Now some super bugs -- multiple drug-resistant bacteria -- are emerging as an even greater threat. Multiple drug-resistant TB is no longer susceptible to broad categories of antibiotics, such as rifampicin, isoniazid, and streptomycin. Some strains of the common hospital infection-causing bacteria Staphylococcus aureus are resistant to all antibiotics except vancomycin, which is a drug of last resort, and some strains of Streptococcus pneumoniae are even resistant to vancomycin. Certain strains of Shigella dysenteriae, the cause of epidemic dysentery, have even become resistant to all but a single drug -- the quinolone ciprofloxacin -- and may soon become completely untreatable. This is a major concern for public health because, according to the World Health Organization (WHO), large-scale epidemics of dysentery driven by this pathogen have been known to cause tens of thousands of deaths in Central America, South Asia, and central and southern Africa.
Treating multiple drug-resistant bacterial infections can be a hundred times more expensive than treating normal infections, and the WHO estimates the total cost of treating all hospital-borne antibiotic resistant bacterial infections is around $10 billion a year. Worse, with modern rapid transit and world travel, multiple drug-resistant bacteria could potentially spread beyond the isolated confines of a hospital and into the general population.
If one could design drugs to halt the enzymes that make mutations in bacteria, this could be a way of combating the evolution of antibiotic resistance.
The Dramatic Effect of LexA Inhibition
Halting evolution is exactly what Romesberg and his colleagues demonstrated in their latest PloS paper. They showed that when E. coli cells were treated with the antibiotics ciprofloxacin and rifampicin, they turned on their mutation pathways and rapidly evolved resistance to the antibiotics. Wanting to find the proteins that turn on the mutations, Romesberg and his colleagues identified a master regulatory switch that, if inhibited, blocks the ability of the cells to mutate.
This was the protein LexA, which belongs to the class of signaling enzymes known as serine proteases and works by cutting the amino acid chain of other proteins. Romesberg and his colleagues showed that LexA's action was necessary for the evolution of resistance to the antibiotics in vitro.
The effect in vivo was dramatic. Blocking LexA in rodent models of E. coli infections halted the growth of antibiotic resistance. Three days after being subjected to antibiotics, the rodents showed no level of resistance to rifampicin or ciprofloxin, when they harbored a variant of LexA that was catalytically inactive.

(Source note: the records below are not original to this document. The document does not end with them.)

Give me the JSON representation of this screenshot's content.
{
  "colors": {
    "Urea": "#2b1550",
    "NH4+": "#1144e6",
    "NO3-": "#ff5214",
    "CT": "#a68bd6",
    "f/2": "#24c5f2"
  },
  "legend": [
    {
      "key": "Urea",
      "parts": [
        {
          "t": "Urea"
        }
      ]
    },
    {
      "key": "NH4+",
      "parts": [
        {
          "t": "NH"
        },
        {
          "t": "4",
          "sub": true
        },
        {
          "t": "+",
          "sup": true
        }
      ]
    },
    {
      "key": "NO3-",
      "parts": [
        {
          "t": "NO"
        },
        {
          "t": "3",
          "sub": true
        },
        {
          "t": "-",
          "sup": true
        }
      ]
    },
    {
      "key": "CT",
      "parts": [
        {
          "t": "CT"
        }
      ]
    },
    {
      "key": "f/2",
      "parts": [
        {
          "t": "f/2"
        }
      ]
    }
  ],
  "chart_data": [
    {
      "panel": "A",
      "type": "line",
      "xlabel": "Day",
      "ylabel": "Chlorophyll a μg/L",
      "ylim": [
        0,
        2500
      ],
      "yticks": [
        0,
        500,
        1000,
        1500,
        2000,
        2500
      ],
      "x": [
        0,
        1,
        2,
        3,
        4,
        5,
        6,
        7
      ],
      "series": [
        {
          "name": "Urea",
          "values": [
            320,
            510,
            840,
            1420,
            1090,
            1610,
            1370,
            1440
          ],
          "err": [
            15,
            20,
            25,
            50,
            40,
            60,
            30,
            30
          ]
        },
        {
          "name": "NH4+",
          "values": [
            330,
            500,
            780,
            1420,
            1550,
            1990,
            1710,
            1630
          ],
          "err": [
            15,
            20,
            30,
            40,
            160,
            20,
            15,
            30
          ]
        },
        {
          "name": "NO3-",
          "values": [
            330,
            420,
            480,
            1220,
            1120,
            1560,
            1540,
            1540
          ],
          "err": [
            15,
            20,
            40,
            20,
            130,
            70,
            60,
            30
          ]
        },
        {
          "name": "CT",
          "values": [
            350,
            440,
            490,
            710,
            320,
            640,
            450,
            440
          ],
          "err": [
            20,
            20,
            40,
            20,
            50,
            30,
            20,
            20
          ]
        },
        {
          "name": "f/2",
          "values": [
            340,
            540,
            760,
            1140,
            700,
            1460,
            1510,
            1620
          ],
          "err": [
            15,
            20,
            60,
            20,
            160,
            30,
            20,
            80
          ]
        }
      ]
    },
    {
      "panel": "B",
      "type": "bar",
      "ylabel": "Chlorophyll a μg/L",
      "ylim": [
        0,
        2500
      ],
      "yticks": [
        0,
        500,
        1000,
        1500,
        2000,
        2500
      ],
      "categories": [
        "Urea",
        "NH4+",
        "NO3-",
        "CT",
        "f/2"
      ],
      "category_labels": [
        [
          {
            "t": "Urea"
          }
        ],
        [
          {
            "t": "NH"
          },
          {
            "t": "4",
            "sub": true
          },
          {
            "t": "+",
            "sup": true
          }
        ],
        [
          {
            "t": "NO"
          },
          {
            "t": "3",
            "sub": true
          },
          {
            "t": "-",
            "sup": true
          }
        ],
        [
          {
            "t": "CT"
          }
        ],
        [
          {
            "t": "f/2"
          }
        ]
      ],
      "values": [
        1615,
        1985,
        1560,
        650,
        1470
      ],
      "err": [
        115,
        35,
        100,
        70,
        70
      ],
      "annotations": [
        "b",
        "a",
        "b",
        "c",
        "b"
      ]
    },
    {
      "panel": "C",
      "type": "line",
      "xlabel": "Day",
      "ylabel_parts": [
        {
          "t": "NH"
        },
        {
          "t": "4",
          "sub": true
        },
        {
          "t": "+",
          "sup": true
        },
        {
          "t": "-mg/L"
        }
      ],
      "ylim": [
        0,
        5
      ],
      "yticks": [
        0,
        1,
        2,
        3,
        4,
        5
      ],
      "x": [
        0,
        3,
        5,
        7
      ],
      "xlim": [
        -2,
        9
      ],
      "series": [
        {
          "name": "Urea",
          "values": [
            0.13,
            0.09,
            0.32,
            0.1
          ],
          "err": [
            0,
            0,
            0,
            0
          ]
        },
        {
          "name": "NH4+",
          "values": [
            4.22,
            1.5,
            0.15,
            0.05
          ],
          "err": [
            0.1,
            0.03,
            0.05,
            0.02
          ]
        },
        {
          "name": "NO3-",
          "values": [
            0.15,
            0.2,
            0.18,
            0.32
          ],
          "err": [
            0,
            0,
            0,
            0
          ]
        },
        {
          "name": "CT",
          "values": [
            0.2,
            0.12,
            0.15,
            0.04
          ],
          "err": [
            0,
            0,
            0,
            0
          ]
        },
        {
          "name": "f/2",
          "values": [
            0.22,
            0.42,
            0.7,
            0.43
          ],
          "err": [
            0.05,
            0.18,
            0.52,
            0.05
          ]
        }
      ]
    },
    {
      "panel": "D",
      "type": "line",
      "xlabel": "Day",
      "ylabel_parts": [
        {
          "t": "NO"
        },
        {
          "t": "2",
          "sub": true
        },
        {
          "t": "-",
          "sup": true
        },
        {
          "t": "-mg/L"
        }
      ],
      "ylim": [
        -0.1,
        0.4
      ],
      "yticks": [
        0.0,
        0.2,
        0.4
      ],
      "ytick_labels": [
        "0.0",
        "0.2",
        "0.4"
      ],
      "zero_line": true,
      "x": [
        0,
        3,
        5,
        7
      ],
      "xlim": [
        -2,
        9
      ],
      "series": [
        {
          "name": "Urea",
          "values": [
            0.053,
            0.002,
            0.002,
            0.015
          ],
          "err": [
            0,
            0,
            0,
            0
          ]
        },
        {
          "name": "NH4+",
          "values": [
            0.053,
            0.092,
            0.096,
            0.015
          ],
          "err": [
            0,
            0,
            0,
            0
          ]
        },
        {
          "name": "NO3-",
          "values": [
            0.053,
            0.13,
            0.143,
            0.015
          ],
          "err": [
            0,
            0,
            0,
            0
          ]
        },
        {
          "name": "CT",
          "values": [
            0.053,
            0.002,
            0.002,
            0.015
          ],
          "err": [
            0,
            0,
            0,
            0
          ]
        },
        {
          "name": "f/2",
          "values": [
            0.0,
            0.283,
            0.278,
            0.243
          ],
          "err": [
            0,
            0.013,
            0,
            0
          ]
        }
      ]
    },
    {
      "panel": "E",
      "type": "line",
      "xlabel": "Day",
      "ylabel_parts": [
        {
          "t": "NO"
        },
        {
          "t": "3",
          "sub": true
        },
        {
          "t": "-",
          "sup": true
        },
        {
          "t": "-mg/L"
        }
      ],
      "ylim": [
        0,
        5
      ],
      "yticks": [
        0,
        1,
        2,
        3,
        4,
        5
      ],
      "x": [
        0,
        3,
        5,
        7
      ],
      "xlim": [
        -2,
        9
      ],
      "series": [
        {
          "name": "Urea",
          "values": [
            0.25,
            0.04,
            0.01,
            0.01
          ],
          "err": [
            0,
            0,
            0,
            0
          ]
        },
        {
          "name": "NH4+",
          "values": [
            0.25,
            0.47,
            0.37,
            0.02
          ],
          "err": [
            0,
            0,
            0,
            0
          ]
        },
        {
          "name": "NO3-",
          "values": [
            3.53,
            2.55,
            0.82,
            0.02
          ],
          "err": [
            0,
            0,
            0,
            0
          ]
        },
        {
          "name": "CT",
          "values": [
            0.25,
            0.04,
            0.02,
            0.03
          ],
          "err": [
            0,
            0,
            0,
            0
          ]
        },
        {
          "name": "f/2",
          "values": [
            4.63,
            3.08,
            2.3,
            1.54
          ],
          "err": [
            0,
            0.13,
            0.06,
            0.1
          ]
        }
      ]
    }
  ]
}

In control experiments, the rodents were given rifampicin or ciprofloxin, and the scientists found that nearly all the wild-type E. coli cells had grown fully resistant to the antibiotics after three days.
This research is also significant for cancer because cancer cells mutate readily and often acquire resistance to common chemotherapies. Romesberg hopes that if he and his colleagues can identify the molecules that human cancer cells use to drive evolution, they can find ways of intervening and preventing the evolution of chemotherapy resistance in these cancer cells. Last year Romesberg was awarded a Department of Defense Breast Cancer Research Program Idea Award of $563,100 to identify the genes in Saccharomyces cerevisiae yeast and human cells that induce mutations that can transform normal cells into cancer cells.